Rose Johnson had been raised not as a servant but quite like their own child by white folks. Her mother who had died when Rose was still a baby, had been a trusted servant in the family. Rose was a cute, attractive, good looking little black girl and these people had no children of their own and so they kept Rose in their house.
As Rose grew older she drifted from her white folks back to the colored people, and she gradually no longer lived in the old house. Then it happened that these people went away to some other town to live, and somehow Rose stayed behind in Bridgepoint. Her white folks left a little money to take care of Rose, and this money she got every little while.
Rose now in the easy fashion of the poor lived with one woman in her house, and then for no reason went and lived with some other woman in her house. All this time, too, Rose kept company, and was engaged, first to this colored man and then to that, and always she made sure she was engaged, for Rose had strong the sense of proper conduct.
"No, I ain't no common nigger just to go around with any man, nor you Melanctha shouldn't neither," she said one day when she was telling the complex and less sure Melanctha what was the right way for her to do. "No Melanctha, I ain't no common nigger to do so, for I was raised by white folks. You know very well Melanctha that I'se always been engaged to them."
And so Rose lived on, always comfortable and rather decent and very lazy and very well content.
After she had lived some time this way, Rose thought it would be nice and very good in her position to get regularly really married. She had lately met Sam Johnson somewhere, and she liked him and she knew he was a good man, and then he had a place where he worked every day and got good wages. Sam Johnson liked Rose very well and he was quite ready to be married. One day they had a grand real wedding and were married. Then with Melanctha Herbert's help to do the sewing and the nicer work, they furnished comfortably a little red brick house. Sam then went back to his work as deck hand on a coasting steamer, and Rose stayed home in her house and sat and bragged to all her friends how nice it was to be married really to a husband.
Life went on very smoothly with them all the year.

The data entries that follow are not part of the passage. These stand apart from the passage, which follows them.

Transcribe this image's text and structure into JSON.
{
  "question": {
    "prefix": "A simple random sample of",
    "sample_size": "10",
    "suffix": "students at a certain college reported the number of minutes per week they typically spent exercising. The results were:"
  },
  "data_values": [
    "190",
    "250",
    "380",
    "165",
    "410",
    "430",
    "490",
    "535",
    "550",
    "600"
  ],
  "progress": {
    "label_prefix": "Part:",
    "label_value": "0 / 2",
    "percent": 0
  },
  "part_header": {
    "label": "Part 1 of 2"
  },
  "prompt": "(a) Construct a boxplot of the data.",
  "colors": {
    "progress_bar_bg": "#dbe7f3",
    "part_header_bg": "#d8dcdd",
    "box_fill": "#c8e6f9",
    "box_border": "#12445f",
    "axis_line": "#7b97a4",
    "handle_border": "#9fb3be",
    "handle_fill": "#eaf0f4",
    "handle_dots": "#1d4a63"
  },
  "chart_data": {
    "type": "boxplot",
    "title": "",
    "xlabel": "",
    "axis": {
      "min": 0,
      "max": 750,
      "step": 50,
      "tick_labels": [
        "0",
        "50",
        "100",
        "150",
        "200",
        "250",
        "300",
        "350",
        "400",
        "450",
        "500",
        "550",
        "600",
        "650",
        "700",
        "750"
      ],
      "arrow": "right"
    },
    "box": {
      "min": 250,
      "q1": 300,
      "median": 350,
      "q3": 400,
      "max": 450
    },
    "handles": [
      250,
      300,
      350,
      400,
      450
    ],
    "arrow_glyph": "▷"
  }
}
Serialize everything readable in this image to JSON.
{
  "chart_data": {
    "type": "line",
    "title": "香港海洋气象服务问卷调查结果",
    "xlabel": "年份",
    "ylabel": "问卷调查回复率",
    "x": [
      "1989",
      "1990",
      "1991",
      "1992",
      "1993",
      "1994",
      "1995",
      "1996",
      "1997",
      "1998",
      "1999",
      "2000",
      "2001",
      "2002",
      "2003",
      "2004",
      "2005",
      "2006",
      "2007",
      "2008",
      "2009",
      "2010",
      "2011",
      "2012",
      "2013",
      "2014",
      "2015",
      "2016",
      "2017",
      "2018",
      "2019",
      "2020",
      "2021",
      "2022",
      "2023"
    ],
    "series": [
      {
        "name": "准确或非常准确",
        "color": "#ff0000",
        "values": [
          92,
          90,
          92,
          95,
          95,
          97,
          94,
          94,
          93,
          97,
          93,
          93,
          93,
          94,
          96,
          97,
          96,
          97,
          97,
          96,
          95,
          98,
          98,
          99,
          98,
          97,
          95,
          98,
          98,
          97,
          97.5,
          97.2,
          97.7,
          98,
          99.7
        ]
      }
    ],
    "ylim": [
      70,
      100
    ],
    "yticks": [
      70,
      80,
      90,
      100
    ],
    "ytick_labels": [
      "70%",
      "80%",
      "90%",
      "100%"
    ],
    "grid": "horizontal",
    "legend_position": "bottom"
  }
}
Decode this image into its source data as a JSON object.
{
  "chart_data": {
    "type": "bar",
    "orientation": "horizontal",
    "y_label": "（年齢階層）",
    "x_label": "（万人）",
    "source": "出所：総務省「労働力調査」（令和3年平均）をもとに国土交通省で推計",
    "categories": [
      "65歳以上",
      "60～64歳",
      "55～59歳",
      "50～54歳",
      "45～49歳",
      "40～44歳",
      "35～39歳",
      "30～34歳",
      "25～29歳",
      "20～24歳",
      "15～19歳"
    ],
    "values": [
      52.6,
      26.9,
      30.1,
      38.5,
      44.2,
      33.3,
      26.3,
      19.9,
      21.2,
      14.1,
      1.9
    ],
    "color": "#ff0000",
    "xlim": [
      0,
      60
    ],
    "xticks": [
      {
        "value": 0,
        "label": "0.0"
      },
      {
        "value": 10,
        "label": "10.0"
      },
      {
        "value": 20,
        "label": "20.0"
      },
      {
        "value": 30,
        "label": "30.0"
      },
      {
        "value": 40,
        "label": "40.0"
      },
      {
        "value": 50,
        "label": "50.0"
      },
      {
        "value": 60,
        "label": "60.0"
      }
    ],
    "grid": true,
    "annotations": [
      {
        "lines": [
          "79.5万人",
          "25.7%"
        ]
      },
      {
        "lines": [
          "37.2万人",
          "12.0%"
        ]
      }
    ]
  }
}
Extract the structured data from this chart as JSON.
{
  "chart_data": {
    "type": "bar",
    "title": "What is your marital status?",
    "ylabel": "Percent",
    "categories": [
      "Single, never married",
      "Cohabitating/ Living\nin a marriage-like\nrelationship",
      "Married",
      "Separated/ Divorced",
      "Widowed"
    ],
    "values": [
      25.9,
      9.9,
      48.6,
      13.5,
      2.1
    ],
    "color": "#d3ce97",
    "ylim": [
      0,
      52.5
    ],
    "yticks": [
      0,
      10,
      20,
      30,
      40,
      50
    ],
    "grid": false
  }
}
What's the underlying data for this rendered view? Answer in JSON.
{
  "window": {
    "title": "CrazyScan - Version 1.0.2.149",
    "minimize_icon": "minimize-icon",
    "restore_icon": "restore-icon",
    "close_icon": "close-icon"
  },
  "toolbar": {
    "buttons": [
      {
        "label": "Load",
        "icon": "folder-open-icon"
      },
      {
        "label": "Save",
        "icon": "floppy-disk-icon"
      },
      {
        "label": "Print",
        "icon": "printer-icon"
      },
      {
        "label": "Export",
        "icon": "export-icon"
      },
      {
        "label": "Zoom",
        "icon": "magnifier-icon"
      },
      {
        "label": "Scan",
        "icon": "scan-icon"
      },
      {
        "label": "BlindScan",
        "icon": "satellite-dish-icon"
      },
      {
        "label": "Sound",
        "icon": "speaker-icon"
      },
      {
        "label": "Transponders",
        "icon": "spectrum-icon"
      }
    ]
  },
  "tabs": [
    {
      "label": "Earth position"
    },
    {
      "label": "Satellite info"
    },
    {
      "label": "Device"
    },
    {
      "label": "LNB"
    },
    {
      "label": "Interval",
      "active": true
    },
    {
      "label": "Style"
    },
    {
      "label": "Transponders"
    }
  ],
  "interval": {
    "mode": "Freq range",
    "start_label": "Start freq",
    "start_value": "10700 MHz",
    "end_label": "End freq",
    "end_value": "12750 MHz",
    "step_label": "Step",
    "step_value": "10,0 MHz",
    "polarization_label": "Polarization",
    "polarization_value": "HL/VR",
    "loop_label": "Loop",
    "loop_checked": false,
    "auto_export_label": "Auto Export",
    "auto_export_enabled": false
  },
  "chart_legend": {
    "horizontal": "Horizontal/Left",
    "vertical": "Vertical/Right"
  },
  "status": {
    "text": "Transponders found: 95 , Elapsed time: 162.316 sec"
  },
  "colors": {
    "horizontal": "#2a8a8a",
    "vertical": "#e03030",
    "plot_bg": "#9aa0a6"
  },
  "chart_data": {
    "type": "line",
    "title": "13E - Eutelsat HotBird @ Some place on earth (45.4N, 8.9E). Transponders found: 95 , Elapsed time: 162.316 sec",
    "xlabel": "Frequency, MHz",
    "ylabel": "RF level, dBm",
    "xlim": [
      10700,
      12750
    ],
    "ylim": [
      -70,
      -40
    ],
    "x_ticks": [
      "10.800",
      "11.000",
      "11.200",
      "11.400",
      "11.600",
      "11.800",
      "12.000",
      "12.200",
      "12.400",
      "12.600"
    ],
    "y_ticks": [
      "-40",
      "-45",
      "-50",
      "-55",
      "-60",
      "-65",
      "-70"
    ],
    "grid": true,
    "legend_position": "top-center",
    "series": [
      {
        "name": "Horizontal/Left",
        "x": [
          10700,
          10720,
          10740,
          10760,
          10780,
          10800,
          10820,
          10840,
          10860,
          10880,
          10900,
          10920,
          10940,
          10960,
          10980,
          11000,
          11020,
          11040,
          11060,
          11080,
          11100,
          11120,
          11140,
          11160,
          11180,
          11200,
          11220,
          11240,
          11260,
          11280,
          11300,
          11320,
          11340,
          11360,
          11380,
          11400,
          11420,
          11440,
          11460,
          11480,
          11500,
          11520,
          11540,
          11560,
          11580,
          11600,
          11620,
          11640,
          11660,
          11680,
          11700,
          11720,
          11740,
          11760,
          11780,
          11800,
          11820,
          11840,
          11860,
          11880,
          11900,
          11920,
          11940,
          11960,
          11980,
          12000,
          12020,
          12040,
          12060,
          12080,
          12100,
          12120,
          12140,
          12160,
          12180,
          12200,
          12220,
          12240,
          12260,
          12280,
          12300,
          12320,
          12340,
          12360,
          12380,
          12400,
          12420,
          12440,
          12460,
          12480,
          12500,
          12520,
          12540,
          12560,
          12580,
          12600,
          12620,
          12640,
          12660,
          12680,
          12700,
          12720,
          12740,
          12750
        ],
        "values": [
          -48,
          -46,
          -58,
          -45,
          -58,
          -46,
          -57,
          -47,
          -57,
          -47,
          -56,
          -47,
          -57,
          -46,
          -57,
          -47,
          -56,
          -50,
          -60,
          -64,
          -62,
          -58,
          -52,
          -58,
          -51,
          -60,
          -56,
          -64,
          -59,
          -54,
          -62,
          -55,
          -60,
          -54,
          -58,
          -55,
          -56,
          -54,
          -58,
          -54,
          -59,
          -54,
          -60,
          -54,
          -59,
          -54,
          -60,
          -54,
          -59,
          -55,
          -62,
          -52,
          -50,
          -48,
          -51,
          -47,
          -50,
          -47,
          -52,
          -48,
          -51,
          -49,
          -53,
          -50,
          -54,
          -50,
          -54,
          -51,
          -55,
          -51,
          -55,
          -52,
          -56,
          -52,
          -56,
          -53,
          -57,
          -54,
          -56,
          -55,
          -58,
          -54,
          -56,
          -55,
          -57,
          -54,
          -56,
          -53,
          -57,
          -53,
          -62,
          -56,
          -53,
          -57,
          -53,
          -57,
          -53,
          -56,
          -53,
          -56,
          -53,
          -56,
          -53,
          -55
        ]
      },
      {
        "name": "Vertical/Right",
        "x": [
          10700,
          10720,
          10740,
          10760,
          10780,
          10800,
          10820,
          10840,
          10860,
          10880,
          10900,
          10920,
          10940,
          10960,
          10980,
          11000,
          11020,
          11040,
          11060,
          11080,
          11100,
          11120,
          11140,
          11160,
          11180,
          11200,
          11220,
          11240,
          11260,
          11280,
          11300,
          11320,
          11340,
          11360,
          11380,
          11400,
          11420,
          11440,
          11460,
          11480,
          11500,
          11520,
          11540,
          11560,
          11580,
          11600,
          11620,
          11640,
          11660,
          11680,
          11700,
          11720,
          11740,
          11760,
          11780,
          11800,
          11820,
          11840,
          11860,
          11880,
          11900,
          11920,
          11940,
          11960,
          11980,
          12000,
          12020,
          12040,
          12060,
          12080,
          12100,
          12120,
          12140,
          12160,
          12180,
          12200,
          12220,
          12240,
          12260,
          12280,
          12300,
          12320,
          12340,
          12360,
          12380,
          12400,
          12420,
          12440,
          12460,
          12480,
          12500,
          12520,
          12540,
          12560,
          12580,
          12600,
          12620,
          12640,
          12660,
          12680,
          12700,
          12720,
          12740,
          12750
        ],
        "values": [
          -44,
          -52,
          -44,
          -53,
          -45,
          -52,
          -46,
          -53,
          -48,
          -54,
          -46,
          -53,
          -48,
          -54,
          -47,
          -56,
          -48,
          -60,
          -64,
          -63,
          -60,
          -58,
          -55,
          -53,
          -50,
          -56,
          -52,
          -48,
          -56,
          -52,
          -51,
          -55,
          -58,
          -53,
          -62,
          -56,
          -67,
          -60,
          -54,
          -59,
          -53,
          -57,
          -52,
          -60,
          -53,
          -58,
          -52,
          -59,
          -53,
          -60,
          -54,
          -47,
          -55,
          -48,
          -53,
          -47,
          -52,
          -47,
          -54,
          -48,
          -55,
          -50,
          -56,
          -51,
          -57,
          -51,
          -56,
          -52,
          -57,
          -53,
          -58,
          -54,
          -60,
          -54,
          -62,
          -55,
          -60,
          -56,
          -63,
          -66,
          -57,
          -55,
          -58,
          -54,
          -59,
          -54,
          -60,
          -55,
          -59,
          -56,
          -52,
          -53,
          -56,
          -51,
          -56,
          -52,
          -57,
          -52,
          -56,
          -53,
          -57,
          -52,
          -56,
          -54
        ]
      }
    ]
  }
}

Rose was lazy but not dirty and Sam was careful but not fussy, and then there was Melanctha to come in every day and help to keep things neat.
When Rose's baby was coming to be born, Rose came to stay in the house where Melanctha Herbert lived just then, with a big good natured colored woman who did washing.
Rose went there to stay, so that she might have the doctor from the hospital near by to help her have the baby, and then, too, Melanctha could attend to her while she was sick.
Here the baby was born, and here it died, and then Rose went back to her house again with Sam.